通常の物理攻撃ではありません。触れた瞬間に、兵士たちの鎧も、武器も、そしてその肉体までもが、最初から存在しなかったかのように「消去」されていく、概念の暴力。
エドマンド卿は、最期の瞬間に自分の指を噛み切り、血で自身の剣の鞘に「あるコード」を刻みました。バディは、その鞘を必死に守り抜きながら、迫り来る虚無に飲み込まれていきました。
『……ロイ、アルス……いつか、この世界の「バグ」を……!』
映像は、そこで砂嵐となって途絶えました。
【現在:継承される「不壊」の意志】
「……アルス様。父は、最期まで貴方の祖父上の傍にいたのですね」
ロイは、腰にある『双頭鷲の長剣』の柄を、砕けんばかりに握りしめました。この剣は、アルスがその「最期の鞘」に残された血の記録を読み取り、分子レベルで再構成したものです。
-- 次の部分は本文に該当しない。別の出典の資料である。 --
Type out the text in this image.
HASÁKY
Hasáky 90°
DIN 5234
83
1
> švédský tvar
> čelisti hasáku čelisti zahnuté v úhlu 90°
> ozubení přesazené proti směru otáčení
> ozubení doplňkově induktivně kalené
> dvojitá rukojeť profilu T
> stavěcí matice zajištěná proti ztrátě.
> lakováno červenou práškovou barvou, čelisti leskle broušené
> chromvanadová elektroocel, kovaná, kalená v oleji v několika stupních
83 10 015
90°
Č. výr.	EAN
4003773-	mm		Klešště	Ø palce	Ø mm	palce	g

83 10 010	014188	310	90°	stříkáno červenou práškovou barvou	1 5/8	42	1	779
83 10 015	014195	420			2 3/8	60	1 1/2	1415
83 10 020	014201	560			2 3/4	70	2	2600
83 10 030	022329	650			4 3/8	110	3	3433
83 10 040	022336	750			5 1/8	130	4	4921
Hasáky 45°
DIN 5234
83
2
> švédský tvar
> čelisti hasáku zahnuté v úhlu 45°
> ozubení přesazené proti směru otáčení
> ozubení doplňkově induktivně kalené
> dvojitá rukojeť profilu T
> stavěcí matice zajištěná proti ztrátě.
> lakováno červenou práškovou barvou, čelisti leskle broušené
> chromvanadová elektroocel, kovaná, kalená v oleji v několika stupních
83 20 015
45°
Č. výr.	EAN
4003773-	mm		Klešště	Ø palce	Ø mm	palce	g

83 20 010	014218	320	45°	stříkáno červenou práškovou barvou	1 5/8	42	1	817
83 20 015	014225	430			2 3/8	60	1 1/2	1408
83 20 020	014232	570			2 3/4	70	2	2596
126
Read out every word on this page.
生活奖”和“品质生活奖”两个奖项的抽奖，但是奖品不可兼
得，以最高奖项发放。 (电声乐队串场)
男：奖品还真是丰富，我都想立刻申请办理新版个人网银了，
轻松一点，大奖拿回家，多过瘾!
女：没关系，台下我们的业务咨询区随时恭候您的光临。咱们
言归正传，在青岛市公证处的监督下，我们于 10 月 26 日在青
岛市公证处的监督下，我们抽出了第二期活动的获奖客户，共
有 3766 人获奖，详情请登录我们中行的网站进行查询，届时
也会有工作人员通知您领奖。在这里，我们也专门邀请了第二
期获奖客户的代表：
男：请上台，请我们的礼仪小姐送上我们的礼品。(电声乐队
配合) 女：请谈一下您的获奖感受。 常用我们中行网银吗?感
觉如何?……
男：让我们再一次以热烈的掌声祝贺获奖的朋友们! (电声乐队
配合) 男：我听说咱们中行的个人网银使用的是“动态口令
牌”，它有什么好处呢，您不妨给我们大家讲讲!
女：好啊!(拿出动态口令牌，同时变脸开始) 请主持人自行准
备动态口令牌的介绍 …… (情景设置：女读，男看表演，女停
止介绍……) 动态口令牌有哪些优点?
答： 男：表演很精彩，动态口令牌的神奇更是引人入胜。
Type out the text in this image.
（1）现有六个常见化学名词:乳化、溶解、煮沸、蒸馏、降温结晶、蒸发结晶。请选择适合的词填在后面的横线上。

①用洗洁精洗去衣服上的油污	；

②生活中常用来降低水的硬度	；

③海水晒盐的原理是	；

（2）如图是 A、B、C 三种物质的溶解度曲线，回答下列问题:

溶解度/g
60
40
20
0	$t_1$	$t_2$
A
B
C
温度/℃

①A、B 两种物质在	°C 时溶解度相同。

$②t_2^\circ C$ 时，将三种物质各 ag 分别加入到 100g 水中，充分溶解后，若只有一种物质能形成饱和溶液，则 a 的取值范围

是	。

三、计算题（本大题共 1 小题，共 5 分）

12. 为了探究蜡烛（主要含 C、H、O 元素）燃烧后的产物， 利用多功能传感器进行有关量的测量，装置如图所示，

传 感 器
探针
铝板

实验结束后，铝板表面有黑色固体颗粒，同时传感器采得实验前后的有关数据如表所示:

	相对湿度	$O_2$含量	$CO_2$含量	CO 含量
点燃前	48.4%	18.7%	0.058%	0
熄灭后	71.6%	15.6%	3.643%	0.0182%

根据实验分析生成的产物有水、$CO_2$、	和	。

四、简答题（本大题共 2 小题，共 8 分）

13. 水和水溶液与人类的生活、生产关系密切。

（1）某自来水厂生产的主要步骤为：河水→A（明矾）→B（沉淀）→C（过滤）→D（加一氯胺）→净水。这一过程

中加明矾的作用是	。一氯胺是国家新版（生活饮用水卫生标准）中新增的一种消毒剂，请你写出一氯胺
「ああ。……僕の祖父上と君の父上。主従を越えた友情と忠義。……帝国は、それをただの『エラーデータ』として消し去った。……ロイ。この剣に宿っているのは、君の父上の剣技だけじゃない。……僕の祖父上が託した、帝国への反撃の『鍵』だ」
アルスは、自身の宝剣『ソル・レイス』を抜き放ちました。
黄金の光が、ロイの銀の剣と共鳴し、夜の海を明るく照らし出します。
「……僕たちは、彼らが守ろうとした『未来』そのものだ。……ロイ、行くよ。……消された彼らの名誉と、騎士伯家の誇りを、僕たちが帝国から奪い返すんだ」
「……御意。……我が剣、我が命。……すべては、あの日消された魂を『修復』するために」
船の行く手には、帝国の不気味な海防衛網が姿を現していました。
従者の息子と、騎士伯の孫。
世代を越えた絆が、今、帝国の「虚無」を切り裂くための最強の力へと昇華しました。